Потом фотограф снимал деда Гичо Странкина со всеми дочерьми, зятьями, сыновьями и ребятишками. Как собрались домочадцы — весь двор заполонили, будто на свадьбе! И он каждому дал по карточке, но людей собралось так много, что вышли они крохотные, крохотные, как булавочные головки, хоть в артиллерийскую трубу разглядывай. Только деда Гичо можно было издалека узнать по белой бороде. И писарь снялся с женой и сыном, но когда фотограф закутал голову в черный платок, мальчонка так разревелся, что никак его утихомирить не могли. Так и вышел с разинутым ртом — людям на смех! Зря старался отец, а еще цепочку ему повесил для фасона, будто он с часами!

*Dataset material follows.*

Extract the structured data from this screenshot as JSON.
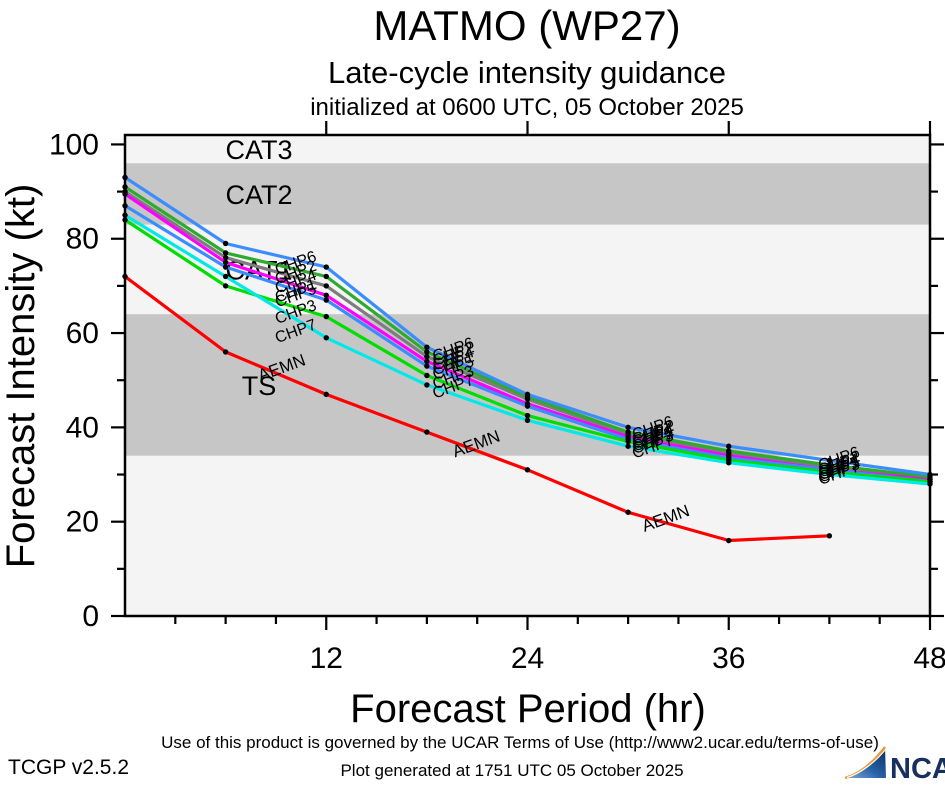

Потрудился фотограф, заработал немного деньжат, но одна беда — любит пожить в свое удовольствие: пьет и за твое и за мое здоровье и за здоровье всех вокруг!

Однажды вечером, когда мы с ним нагрузились до бровей, он разговорился.

— Я, — говорит, — Димко, не какой-нибудь пропащий, ты на меня сейчас не смотри. Я, — говорит, — из хорошей семьи, да вот обстоятельства на меня навалились. Видел бы ты меня, — говорит, — при власти земледельцев, когда вышел закон об удостоверениях личности, ты бы тогда не посмел мне и «гутен таг» сказать. Деньги сыпались, — говорит, — только шапку подставляй! Кроме шуток! Оказался я тогда в Родопах, в самой гуще помаков[9]. Как раз вышел закон, и повалило ко мне это самое население, аж, — говорит, — волосы дыбом встали, поесть некогда было! Идут и идут, помак за помаком, помак за помаком. Подумал я, подумал, вижу — не хватит ни времени, ни материалу, а Пловдив далеко! Взял я тогда и снял одного помака с бородой, другого в чалме, одного с усами и одного безусого. Сделал с этих четырех снимков по сотне отпечатков — и все в порядке! Придет кто-нибудь за карточкой, я смотрю, с бородой он или в чалме, безусый или с усами, и прикидываю, значит, на кого из моих он похож. Даю ему карточку, заплатит человек и — баста!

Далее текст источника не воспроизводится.